Officer James Frascatore’s rough arrest of Blake outside a midtown Manhattan hotel on Wednesday prompted apologies from New York City’s mayor and police commissioner.
Frascatore was the subject of four civilian complaints in a seven-month period of 2013, and has been named in two civil rights lawsuits as being among a group of officers accused of beating, pepper spraying and falsely arresting two Queens men in separate incidents.
The footage shows Blake standing against a post outside the Grand Hyatt New York when Frascatore approaches suddenly, grabs Blake, spins him around and throws him to the ground.
Stephen Davis, the NYPD’s top spokesman, released the video on Friday and said Blake was interviewed by internal affairs detectives on Thursday night.
Frascatore has four years on the force and previously worked as a police officer in Florida.
One of the complaints was exonerated, another dismissed, a third – for refusing to identify himself – was substantiated and the status of the fourth is unclear.
In a statement, Blake said “while I continue to believe the vast majority of our police officers are dedicated public servants who conduct themselves appropriately, I know that what happened to me is not uncommon”.
Mayor Bill de Blasio and Police Commissioner William Bratton said in a statement the city “extends deepest apologies to Mr Blake” and both the mayor and police commissioner “stand ready” to meet with Blake.
“The incident remains under investigation to determine what contributed to the errors made, who may be held accountable and what we can learn to prevent these mistakes from being repeated,” they said.
Bratton said earlier on Friday investigators were reviewing the officer’s disciplinary record “understanding that some of those issues were exonerated”.
A number listed for Frascatore, 38, wasn’t in service on Friday.
Patrick J. Lynch, head of the police officer’s union, said the officer was apprehending “what he had every reason to believe was an individual who had just committed a crime”.
He said he regrets any embarrassment or injury suffered by Blake but the apprehension was made “under fluid circumstances where the subject might have fled and the officer did a professional job of bringing the individual to the ground”.

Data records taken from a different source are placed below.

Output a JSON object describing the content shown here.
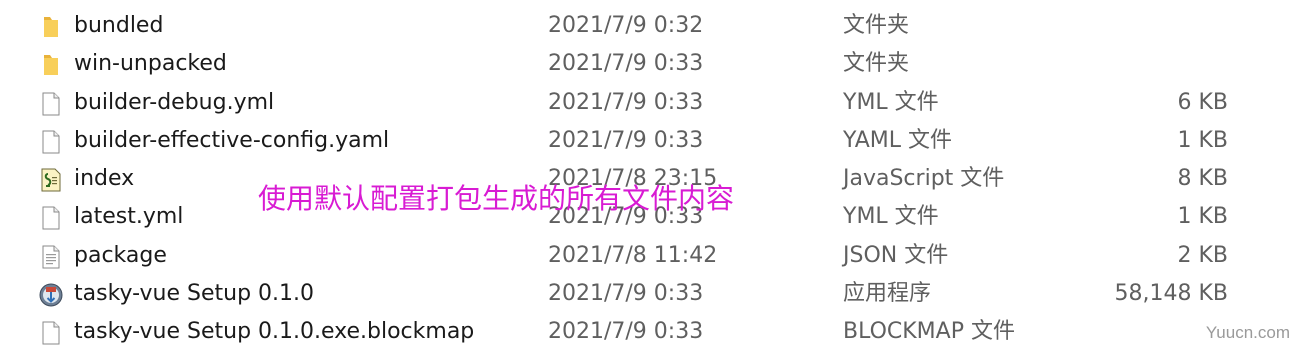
{
  "files": [
    {
      "name": "bundled",
      "date": "2021/7/9 0:32",
      "type": "文件夹",
      "size": "",
      "icon": "folder-icon"
    },
    {
      "name": "win-unpacked",
      "date": "2021/7/9 0:33",
      "type": "文件夹",
      "size": "",
      "icon": "folder-icon"
    },
    {
      "name": "builder-debug.yml",
      "date": "2021/7/9 0:33",
      "type": "YML 文件",
      "size": "6 KB",
      "icon": "document-icon"
    },
    {
      "name": "builder-effective-config.yaml",
      "date": "2021/7/9 0:33",
      "type": "YAML 文件",
      "size": "1 KB",
      "icon": "document-icon"
    },
    {
      "name": "index",
      "date": "2021/7/8 23:15",
      "type": "JavaScript 文件",
      "size": "8 KB",
      "icon": "javascript-file-icon"
    },
    {
      "name": "latest.yml",
      "date": "2021/7/9 0:33",
      "type": "YML 文件",
      "size": "1 KB",
      "icon": "document-icon"
    },
    {
      "name": "package",
      "date": "2021/7/8 11:42",
      "type": "JSON 文件",
      "size": "2 KB",
      "icon": "text-file-icon"
    },
    {
      "name": "tasky-vue Setup 0.1.0",
      "date": "2021/7/9 0:33",
      "type": "应用程序",
      "size": "58,148 KB",
      "icon": "installer-icon"
    },
    {
      "name": "tasky-vue Setup 0.1.0.exe.blockmap",
      "date": "2021/7/9 0:33",
      "type": "BLOCKMAP 文件",
      "size": "",
      "icon": "document-icon"
    }
  ],
  "annotation": "使用默认配置打包生成的所有文件内容",
  "watermark": "Yuucn.com",
  "colors": {
    "annotation": "#d81bd3",
    "folder": "#f6c744",
    "secondary_text": "#5f5f5f"
  }
}
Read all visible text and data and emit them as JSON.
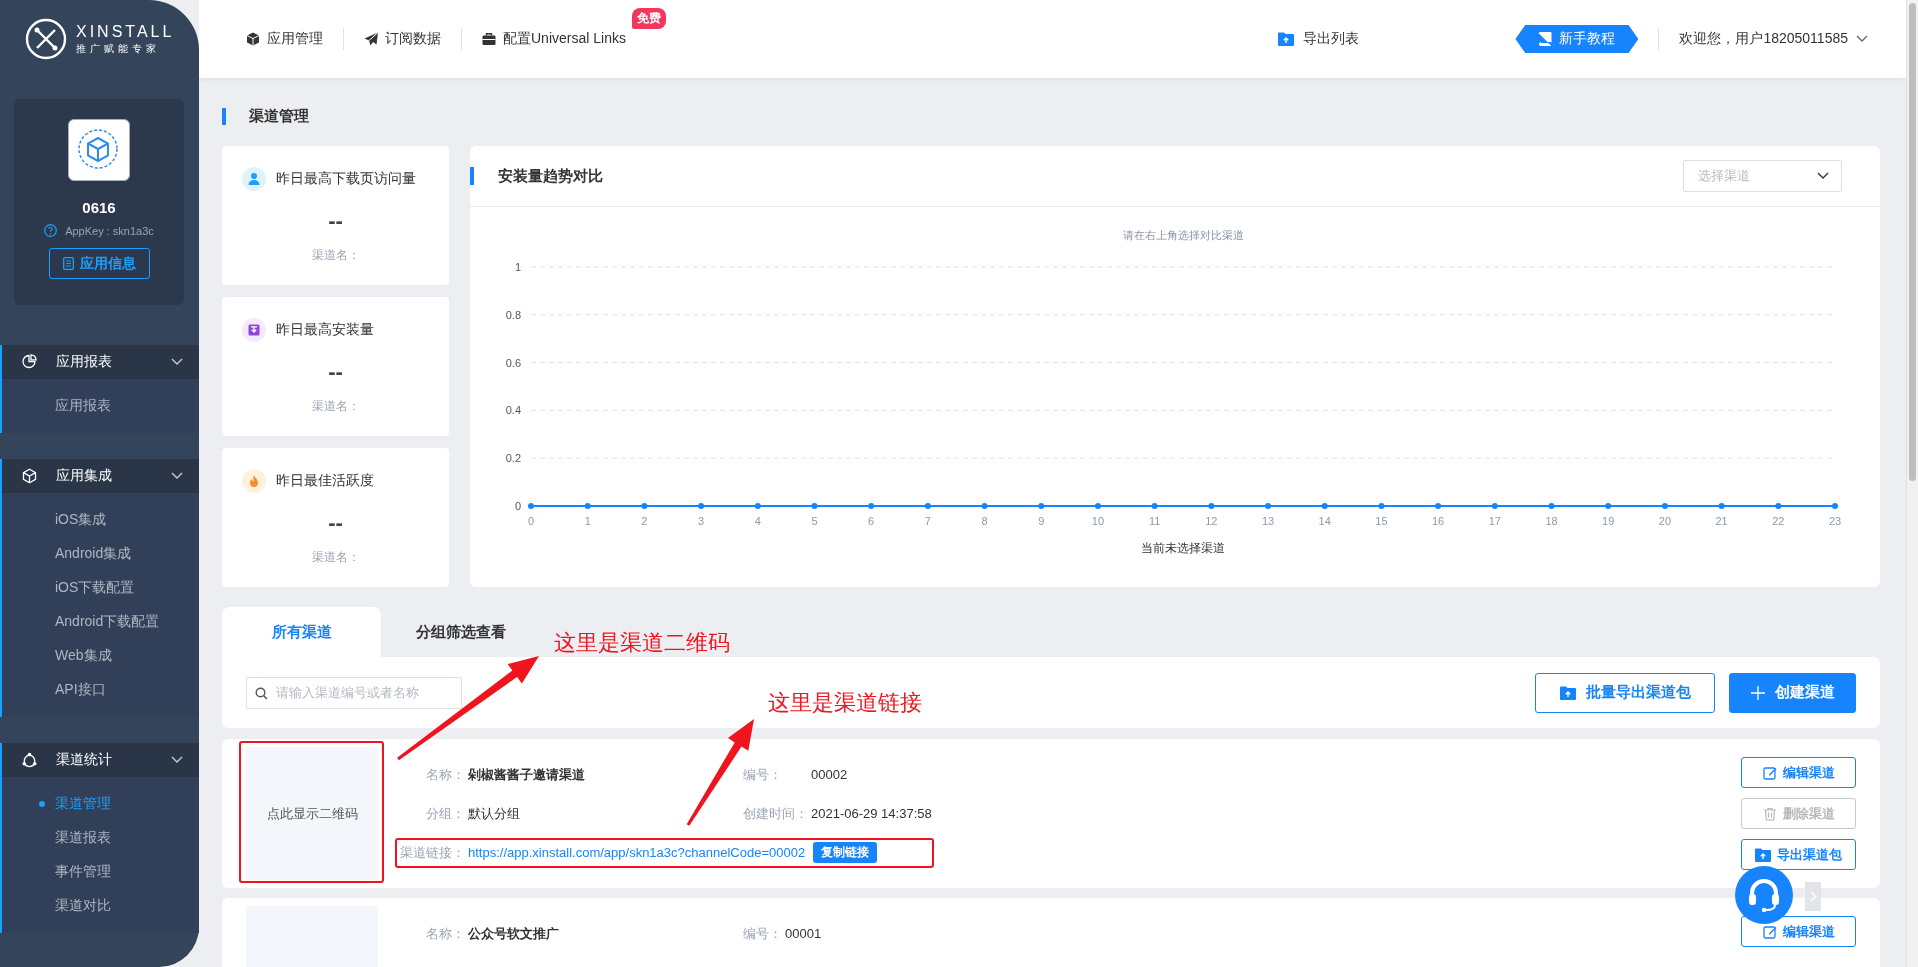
{
  "sidebar": {
    "logo": {
      "wordmark": "XINSTALL",
      "tagline": "推广赋能专家"
    },
    "app": {
      "name": "0616",
      "appkey": "AppKey : skn1a3c",
      "info_button": "应用信息"
    },
    "groups": [
      {
        "label": "应用报表",
        "kind": "report",
        "expanded": true,
        "items": [
          {
            "label": "应用报表",
            "selected": false
          }
        ]
      },
      {
        "label": "应用集成",
        "kind": "integration",
        "expanded": true,
        "items": [
          {
            "label": "iOS集成",
            "selected": false
          },
          {
            "label": "Android集成",
            "selected": false
          },
          {
            "label": "iOS下载配置",
            "selected": false
          },
          {
            "label": "Android下载配置",
            "selected": false
          },
          {
            "label": "Web集成",
            "selected": false
          },
          {
            "label": "API接口",
            "selected": false
          }
        ]
      },
      {
        "label": "渠道统计",
        "kind": "channel",
        "expanded": true,
        "items": [
          {
            "label": "渠道管理",
            "selected": true
          },
          {
            "label": "渠道报表",
            "selected": false
          },
          {
            "label": "事件管理",
            "selected": false
          },
          {
            "label": "渠道对比",
            "selected": false
          }
        ]
      }
    ]
  },
  "header": {
    "nav": [
      {
        "label": "应用管理",
        "kind": "cube"
      },
      {
        "label": "订阅数据",
        "kind": "plane"
      },
      {
        "label": "配置Universal Links",
        "kind": "briefcase",
        "badge": "免费"
      }
    ],
    "export_list": "导出列表",
    "tutorial_button": "新手教程",
    "user_menu": "欢迎您，用户18205011585"
  },
  "page_title": "渠道管理",
  "stats": [
    {
      "kind": "visits",
      "title": "昨日最高下载页访问量",
      "value": "--",
      "channel_label": "渠道名："
    },
    {
      "kind": "installs",
      "title": "昨日最高安装量",
      "value": "--",
      "channel_label": "渠道名："
    },
    {
      "kind": "activity",
      "title": "昨日最佳活跃度",
      "value": "--",
      "channel_label": "渠道名："
    }
  ],
  "trend": {
    "title": "安装量趋势对比",
    "select_placeholder": "选择渠道",
    "chart_data": {
      "type": "line",
      "title": "请在右上角选择对比渠道",
      "xlabel": "当前未选择渠道",
      "x": [
        0,
        1,
        2,
        3,
        4,
        5,
        6,
        7,
        8,
        9,
        10,
        11,
        12,
        13,
        14,
        15,
        16,
        17,
        18,
        19,
        20,
        21,
        22,
        23
      ],
      "series": [
        {
          "color": "#1684fc",
          "marker": "circle",
          "values": [
            0,
            0,
            0,
            0,
            0,
            0,
            0,
            0,
            0,
            0,
            0,
            0,
            0,
            0,
            0,
            0,
            0,
            0,
            0,
            0,
            0,
            0,
            0,
            0
          ]
        }
      ],
      "xlim": [
        0,
        23
      ],
      "ylim": [
        0,
        1
      ],
      "grid": true,
      "yticks": [
        0,
        0.2,
        0.4,
        0.6,
        0.8,
        1
      ],
      "xticks": [
        0,
        1,
        2,
        3,
        4,
        5,
        6,
        7,
        8,
        9,
        10,
        11,
        12,
        13,
        14,
        15,
        16,
        17,
        18,
        19,
        20,
        21,
        22,
        23
      ]
    }
  },
  "tabs": [
    {
      "label": "所有渠道",
      "selected": true
    },
    {
      "label": "分组筛选查看",
      "selected": false
    }
  ],
  "toolbar": {
    "search_placeholder": "请输入渠道编号或者名称",
    "buttons": [
      {
        "label": "批量导出渠道包",
        "kind": "outline"
      },
      {
        "label": "创建渠道",
        "kind": "primary"
      }
    ]
  },
  "channels": [
    {
      "qr_hint": "点此显示二维码",
      "name": {
        "label": "名称：",
        "value": "剁椒酱酱子邀请渠道"
      },
      "code": {
        "label": "编号：",
        "value": "00002"
      },
      "group": {
        "label": "分组：",
        "value": "默认分组"
      },
      "created": {
        "label": "创建时间：",
        "value": "2021-06-29 14:37:58"
      },
      "link": {
        "label": "渠道链接：",
        "value": "https://app.xinstall.com/app/skn1a3c?channelCode=00002",
        "copy_button": "复制链接"
      },
      "actions": [
        {
          "kind": "edit",
          "label": "编辑渠道",
          "disabled": false
        },
        {
          "kind": "delete",
          "label": "删除渠道",
          "disabled": true
        },
        {
          "kind": "export",
          "label": "导出渠道包",
          "disabled": false
        }
      ]
    },
    {
      "name": {
        "label": "名称：",
        "value": "公众号软文推广"
      },
      "code": {
        "label": "编号：",
        "value": "00001"
      },
      "actions": [
        {
          "kind": "edit",
          "label": "编辑渠道",
          "disabled": false
        }
      ]
    }
  ],
  "annotations": [
    {
      "text": "这里是渠道二维码"
    },
    {
      "text": "这里是渠道链接"
    }
  ]
}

Frascatore’s four complaints to the Civilian Complaint Review Board, which investigates claims of police misconduct, are more than average for an officer.
Three-fourths of the department has two or fewer complaints against them.
Blake, 38, was arrested after he was misidentified as being involved in a credit card fraud scheme that was using the hotel for deliveries.
He had been ranked as high as No. 4 in the world and reached three Grand Slam quarterfinals.